Ich sehe mich als Dienstleister und versuche immer, die Probleme anderer Leute zu lösen. Bei manchen Leuten und ihren Problemen stößt man aber auf Granit. Wenn die Personen unrealistische Erwartungen haben, oder die Mitglieder der Eigentümergemeinschaft keinerlei Gemeinschaftsgefühl besitzen, hilft der beste Verwalter nichts. Meine „Kümmerei“ für die Sorgen anderer Leute führte jedenfalls dazu, dass ich 2014 völlig überladen war.

 

Die Analyse

Das war natürlich kein Leben. Dann habe ich ein paar Sachen erkannt: Der Job als Hausverwalter hat nämlich die angenehme Eigenschaft, dass es eine pauschale monatliche Grundvergütung gibt. Interessant ist auch, dass es bestimmte Kunden gibt, die den Verwalter ständig beanspruchen, anrufen, Rückfragen haben, Dinge besprechen oder einfach nur ihren Frust abladen wollen. Andere Kunden melden sich quasi das ganze Jahr lang überhaupt nicht, zahlen aber die gleiche Grundgebühr. Wieder das Pareto-Prinzip! Es machen 10% der Kunden 90% der Arbeit – während 90% des Umsatzes von Kunden kommt, die nur 10% der Arbeit machen.

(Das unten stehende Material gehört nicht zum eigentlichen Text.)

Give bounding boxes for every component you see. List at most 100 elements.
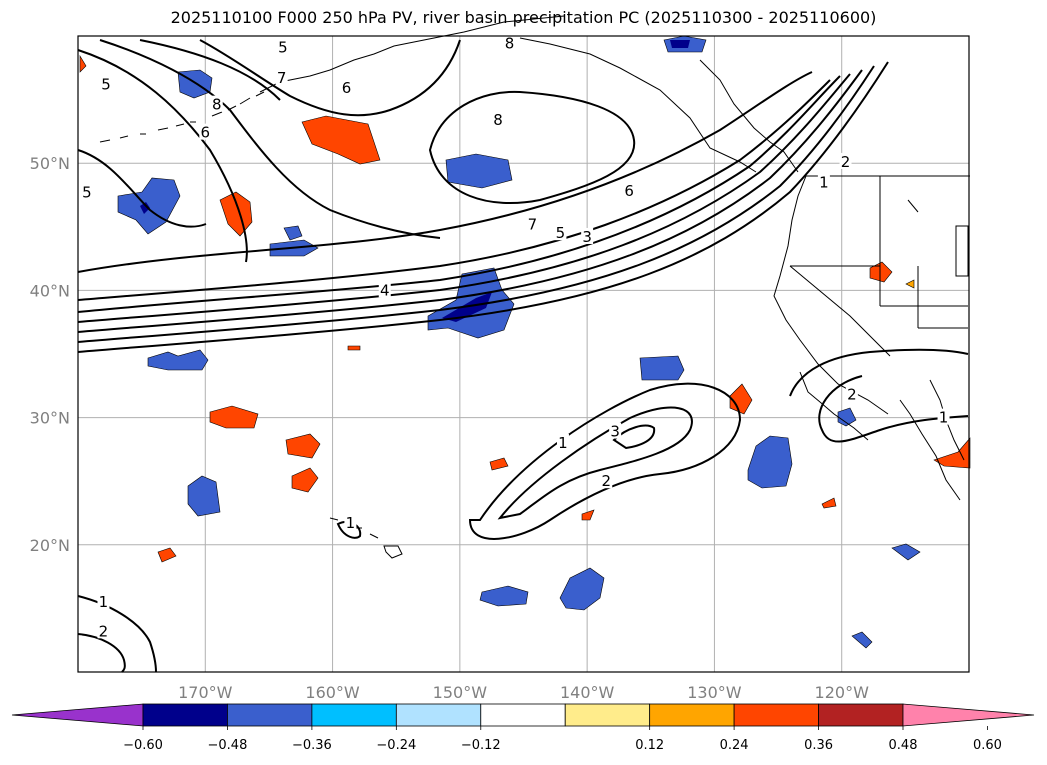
precip-patch bbox=[219, 191, 253, 237]
precip-patch bbox=[581, 509, 595, 521]
colorbar-segment bbox=[142, 703, 228, 727]
pv-contour bbox=[77, 595, 157, 673]
contour-label: 1 bbox=[346, 514, 356, 532]
contour-label: 5 bbox=[101, 75, 111, 93]
contour-label: 7 bbox=[528, 215, 538, 233]
lat-tick-label: 20°N bbox=[30, 536, 70, 555]
contour-label-bg bbox=[609, 422, 622, 439]
state-borders bbox=[789, 176, 969, 357]
precip-patch bbox=[285, 433, 321, 459]
contour-label-bg bbox=[839, 152, 852, 169]
contour-label-bg bbox=[554, 224, 567, 241]
map-frame bbox=[77, 35, 970, 673]
colorbar-extend-low bbox=[11, 703, 144, 727]
contour-label-bg bbox=[97, 593, 110, 610]
lon-tick-label: 120°W bbox=[815, 683, 870, 702]
pv-contour bbox=[77, 633, 126, 673]
lon-tick-label: 140°W bbox=[560, 683, 615, 702]
map-title: 2025110100 F000 250 hPa PV, river basin … bbox=[170, 8, 877, 27]
precip-patch bbox=[639, 355, 685, 381]
contour-label: 6 bbox=[342, 79, 352, 97]
precip-patch bbox=[479, 585, 529, 607]
precip-patch bbox=[821, 497, 837, 509]
lon-axis-labels: 170°W 160°W 150°W 140°W 130°W 120°W bbox=[178, 683, 869, 702]
precip-patch bbox=[729, 383, 753, 415]
pv-contours bbox=[77, 39, 969, 673]
pv-contour bbox=[77, 65, 875, 343]
pv-contour bbox=[77, 61, 889, 353]
contour-label: 5 bbox=[82, 183, 92, 201]
lat-tick-label: 50°N bbox=[30, 154, 70, 173]
colorbar-extend-high bbox=[902, 703, 1035, 727]
colorbar-tick-label: 0.24 bbox=[720, 738, 749, 753]
colorbar-segment bbox=[564, 703, 651, 727]
contour-label-bg bbox=[600, 472, 613, 489]
colorbar-tick-label: −0.60 bbox=[123, 738, 163, 753]
contour-label-bg bbox=[80, 183, 93, 200]
contour-label: 6 bbox=[624, 182, 634, 200]
contour-label: 8 bbox=[212, 96, 222, 114]
lon-tick-label: 130°W bbox=[687, 683, 742, 702]
precip-patch bbox=[891, 543, 921, 561]
precip-patch bbox=[147, 349, 209, 371]
precip-patch bbox=[187, 475, 221, 517]
pv-contour bbox=[497, 406, 693, 520]
contour-label: 6 bbox=[201, 124, 211, 142]
contour-label: 2 bbox=[601, 472, 611, 490]
contour-label: 5 bbox=[278, 38, 288, 56]
contour-label-bg bbox=[623, 182, 636, 199]
precip-patch bbox=[283, 225, 303, 241]
contour-label: 2 bbox=[847, 386, 857, 404]
pv-contour bbox=[818, 375, 969, 443]
pv-contour bbox=[99, 39, 441, 239]
precip-patch bbox=[347, 345, 361, 351]
pv-contour bbox=[139, 39, 281, 101]
contour-label-bg bbox=[556, 434, 569, 451]
precip-patch bbox=[489, 457, 509, 471]
colorbar-segment bbox=[480, 703, 566, 727]
colorbar-tick-label: −0.48 bbox=[208, 738, 248, 753]
contour-label: 8 bbox=[505, 35, 515, 53]
precip-patches bbox=[79, 35, 971, 649]
alaska-coast bbox=[259, 15, 757, 173]
baja-california bbox=[899, 379, 965, 501]
precip-patch bbox=[837, 407, 857, 427]
precip-patch bbox=[291, 467, 319, 493]
pv-contour bbox=[77, 71, 813, 273]
pv-contour bbox=[468, 382, 742, 540]
precip-patch bbox=[177, 69, 213, 99]
colorbar-segment bbox=[395, 703, 482, 727]
hawaii-islands bbox=[329, 517, 403, 559]
precip-patch bbox=[445, 153, 513, 189]
colorbar bbox=[11, 703, 1035, 730]
pv-contour bbox=[77, 149, 207, 228]
pv-contour bbox=[789, 348, 969, 397]
contour-label-bg bbox=[378, 281, 391, 298]
precip-patch bbox=[79, 54, 87, 73]
contour-label: 4 bbox=[380, 281, 390, 299]
contour-label: 1 bbox=[558, 434, 568, 452]
precip-patch bbox=[301, 115, 381, 165]
contour-label-bg bbox=[937, 408, 950, 425]
graticule bbox=[78, 36, 969, 672]
pv-contour bbox=[77, 79, 831, 301]
contour-label-bg bbox=[199, 123, 212, 140]
precip-patch bbox=[559, 567, 605, 611]
precip-patch bbox=[933, 437, 971, 469]
contour-label-bg bbox=[276, 38, 289, 55]
colorbar-tick-label: 0.60 bbox=[973, 738, 1002, 753]
colorbar-tick-label: −0.36 bbox=[292, 738, 332, 753]
contour-label-bg bbox=[492, 110, 505, 127]
precip-patch bbox=[140, 202, 150, 214]
contour-label: 1 bbox=[819, 173, 829, 191]
contour-label-bg bbox=[344, 514, 357, 531]
pv-contour bbox=[77, 49, 248, 263]
bc-coast bbox=[699, 59, 799, 173]
contour-label: 5 bbox=[556, 224, 566, 242]
contour-label-bg bbox=[817, 173, 830, 190]
pv-contour bbox=[199, 39, 461, 117]
colorbar-segment bbox=[733, 703, 819, 727]
contour-label: 7 bbox=[277, 69, 287, 87]
contour-label: 3 bbox=[582, 228, 592, 246]
precip-patch bbox=[851, 631, 873, 649]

Das Pareto-Prinzip zur Kundenselektion

Ich beginne, ein Kundenranking zu machen, mit einer 90:10-Analyse, und nachzuhalten, wer welche Zeit in Anspruch nimmt. Welche Kunden rufen mehrmals pro Woche an und mit wem habe ich schon seit Wochen nicht mehr telefoniert? Wer meldet sich so gut wie gar nicht? Gibt es eine Konzentration? Nehmen mich bestimmte Eigentümergemeinschaften mehr in Anspruch als andere? Aber ja! Und wie. Als ich meine Liste ein paar Monate lang führe, ist das Ergebnis deutlich erkennbar: Zehn Prozent der Kunden sind verantwortlich für 90 Prozent meiner Arbeit und meines Kummers, während sie aber nur zehn Prozent des Geldes bringen.

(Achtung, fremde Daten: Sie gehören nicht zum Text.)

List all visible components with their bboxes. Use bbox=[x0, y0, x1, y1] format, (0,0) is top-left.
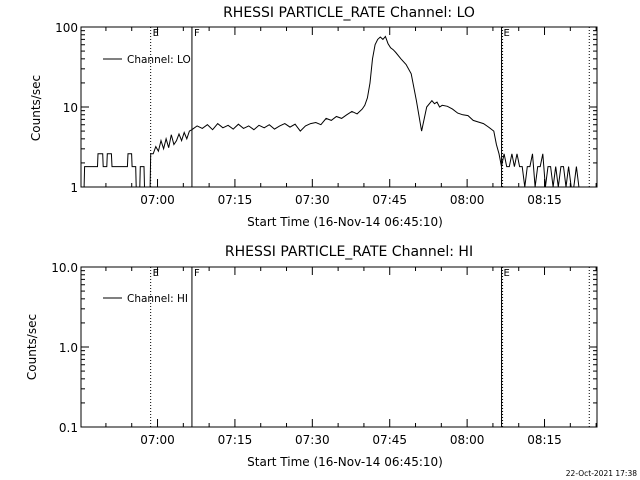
hi-event-marker-label: E bbox=[504, 268, 510, 279]
hi-x-tick-label: 08:00 bbox=[450, 433, 485, 447]
lo-channel-panel: RHESSI PARTICLE_RATE Channel: LO Counts/… bbox=[29, 5, 598, 229]
lo-panel-y-axis-label: Counts/sec bbox=[29, 75, 43, 141]
lo-x-tick-label: 08:15 bbox=[527, 193, 562, 207]
hi-x-tick-label: 07:00 bbox=[140, 433, 175, 447]
lo-panel-legend: Channel: LO bbox=[103, 54, 191, 66]
lo-x-tick-label: 08:00 bbox=[450, 193, 485, 207]
hi-x-tick-label: 07:15 bbox=[218, 433, 253, 447]
hi-panel-legend: Channel: HI bbox=[103, 293, 188, 305]
lo-series-line bbox=[81, 35, 590, 188]
hi-y-tick-label: 1.0 bbox=[59, 341, 78, 355]
lo-panel-title: RHESSI PARTICLE_RATE Channel: LO bbox=[223, 5, 475, 21]
lo-x-tick-label: 07:30 bbox=[295, 193, 330, 207]
lo-panel-x-axis-label: Start Time (16-Nov-14 06:45:10) bbox=[247, 215, 443, 229]
hi-panel-y-axis-label: Counts/sec bbox=[25, 314, 39, 380]
lo-event-marker-label: F bbox=[194, 28, 200, 39]
hi-x-tick-label: 08:15 bbox=[527, 433, 562, 447]
lo-event-marker-label: E bbox=[504, 28, 510, 39]
hi-panel-x-axis-label: Start Time (16-Nov-14 06:45:10) bbox=[247, 455, 443, 469]
lo-event-marker-label: E bbox=[153, 28, 159, 39]
lo-x-tick-label: 07:00 bbox=[140, 193, 175, 207]
lo-y-tick-label: 10 bbox=[63, 101, 78, 115]
hi-channel-panel: RHESSI PARTICLE_RATE Channel: HI Counts/… bbox=[25, 244, 598, 469]
lo-y-tick-label: 1 bbox=[70, 181, 78, 195]
hi-panel-title: RHESSI PARTICLE_RATE Channel: HI bbox=[225, 244, 473, 260]
lo-y-tick-label: 100 bbox=[55, 21, 78, 35]
hi-x-tick-label: 07:45 bbox=[372, 433, 407, 447]
hi-event-marker-label: E bbox=[153, 268, 159, 279]
generation-timestamp: 22-Oct-2021 17:38 bbox=[566, 469, 637, 478]
hi-legend-label: Channel: HI bbox=[127, 293, 188, 305]
lo-legend-label: Channel: LO bbox=[127, 54, 191, 66]
hi-event-marker-label: F bbox=[194, 268, 200, 279]
hi-y-tick-label: 0.1 bbox=[59, 421, 78, 435]
hi-y-tick-label: 10.0 bbox=[51, 261, 78, 275]
lo-x-tick-label: 07:45 bbox=[372, 193, 407, 207]
lo-x-tick-label: 07:15 bbox=[218, 193, 253, 207]
hi-x-tick-label: 07:30 bbox=[295, 433, 330, 447]
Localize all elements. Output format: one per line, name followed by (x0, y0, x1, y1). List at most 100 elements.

Obwohl es ein bisschen Überwindung gekostet hat, habe ich diese Kunden dann radikal vor die Tür gesetzt. Und weil es Eigentümergemeinschaften sind, bedeutet das: Wenn ich nur einen nervigen Querulanten nicht mehr haben möchte, dann muss ich der ganzen Eigentümergemeinschaft kündigen. Es musste sein, also bin ich ganz radikal vorgegangen. Wenn auch nur einer von 20 Eigentümern sich im Ton vergriffen oder respektlos gewesen ist, dann fliegen alle. Das habe ich nicht nur bei kundenseitigen Unverschämtheiten durchgezogen, sondern auch dann, wenn Eigentümer mich mit ständig neuen Aufgaben überschüttet haben, z.B. immer wieder Angebote für Maßnahmen einzuholen, die am Ende klar an der Mehrheit scheitern und doch nicht beschlossen werden.

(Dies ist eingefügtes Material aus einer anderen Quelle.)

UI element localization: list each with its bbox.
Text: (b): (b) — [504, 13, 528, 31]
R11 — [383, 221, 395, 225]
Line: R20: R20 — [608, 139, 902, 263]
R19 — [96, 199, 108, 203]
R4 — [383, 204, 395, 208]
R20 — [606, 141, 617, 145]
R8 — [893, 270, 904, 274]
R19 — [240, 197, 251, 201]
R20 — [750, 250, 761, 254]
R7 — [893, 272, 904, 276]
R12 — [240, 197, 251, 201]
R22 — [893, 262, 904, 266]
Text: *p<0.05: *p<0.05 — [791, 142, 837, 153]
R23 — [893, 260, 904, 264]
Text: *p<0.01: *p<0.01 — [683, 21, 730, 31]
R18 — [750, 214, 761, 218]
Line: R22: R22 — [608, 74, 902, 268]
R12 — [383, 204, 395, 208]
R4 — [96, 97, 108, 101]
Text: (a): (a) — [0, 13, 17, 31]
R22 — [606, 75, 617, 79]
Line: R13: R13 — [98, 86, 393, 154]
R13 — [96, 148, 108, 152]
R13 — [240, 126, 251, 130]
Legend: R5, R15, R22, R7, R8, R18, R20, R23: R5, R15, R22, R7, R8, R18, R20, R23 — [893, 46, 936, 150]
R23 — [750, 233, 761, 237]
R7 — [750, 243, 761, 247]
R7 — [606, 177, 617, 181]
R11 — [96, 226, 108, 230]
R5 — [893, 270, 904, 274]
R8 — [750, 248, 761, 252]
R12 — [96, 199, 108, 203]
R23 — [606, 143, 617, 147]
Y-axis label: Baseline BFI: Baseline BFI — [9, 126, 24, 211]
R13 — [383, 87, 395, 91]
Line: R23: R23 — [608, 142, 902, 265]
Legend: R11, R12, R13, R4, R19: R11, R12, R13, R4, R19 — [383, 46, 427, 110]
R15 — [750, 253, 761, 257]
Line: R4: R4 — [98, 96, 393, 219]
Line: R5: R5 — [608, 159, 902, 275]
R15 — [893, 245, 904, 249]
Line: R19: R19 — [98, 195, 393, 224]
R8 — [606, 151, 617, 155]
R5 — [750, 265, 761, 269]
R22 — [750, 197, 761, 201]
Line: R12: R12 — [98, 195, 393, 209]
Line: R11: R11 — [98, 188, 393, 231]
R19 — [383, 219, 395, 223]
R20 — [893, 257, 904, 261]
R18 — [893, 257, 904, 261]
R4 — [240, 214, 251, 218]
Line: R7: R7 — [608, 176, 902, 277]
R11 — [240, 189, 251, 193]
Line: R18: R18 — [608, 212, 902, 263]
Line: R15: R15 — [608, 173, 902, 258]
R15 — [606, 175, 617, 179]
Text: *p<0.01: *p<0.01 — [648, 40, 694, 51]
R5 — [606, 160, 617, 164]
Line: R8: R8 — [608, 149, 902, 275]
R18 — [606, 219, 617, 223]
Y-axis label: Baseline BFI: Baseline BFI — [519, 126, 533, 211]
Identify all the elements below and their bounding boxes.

So habe ich viele Kunden vor die Tür gesetzt und Umsatz verloren. Sie werden es nicht glauben: Finanziell hat es sich absolut gelohnt. Weniger Kunden, mehr Geld? Wie soll das gehen? Wenn man die o.g. 10% der Kunden rausschmeißt, sind auch fast alle Störfaktoren abgestellt. Ich konnte mich viel, viel besser um die restlichen 90% der Kunden kümmern – die ja auch ihre berechtigten Anliegen hatten, aber leider etwas auf der Strecke geblieben sind. Auch hier wiederum das 90–10–Prinzip: Wenn ich z.B. nur 10% mehr Arbeit in diese Kunden investiere, sind diese vielleicht 90% zufriedener mit dem Service oder ich erziele dort 90% bessere Ergebnisse. Auf einmal war ich im Wunderland, weil Kunden, die nur sehr wenig Arbeit verursachen, einen hochwertigen Premium-Service bekommen. Das merken die sich, es spricht sich rum und zieht noch mehr sehr gute Kunden an.

Die Kostendegression

Zum Pareto-Prinzip kommt der Effekt der Kostendegression. Im Fall von Hausverwaltern ist es wohl eher eine Arbeitsdegression. In der Betriebswirtschaft kennt man das, wenn z.B. eine Fabrik längere Zeit ein Produkt herstellt, dann stellen sich Lerneffekte ein und nächstes Jahr brauchen die Arbeiter nur noch 80% der Zeit (anstatt 100%), um das Produkt herzustellen.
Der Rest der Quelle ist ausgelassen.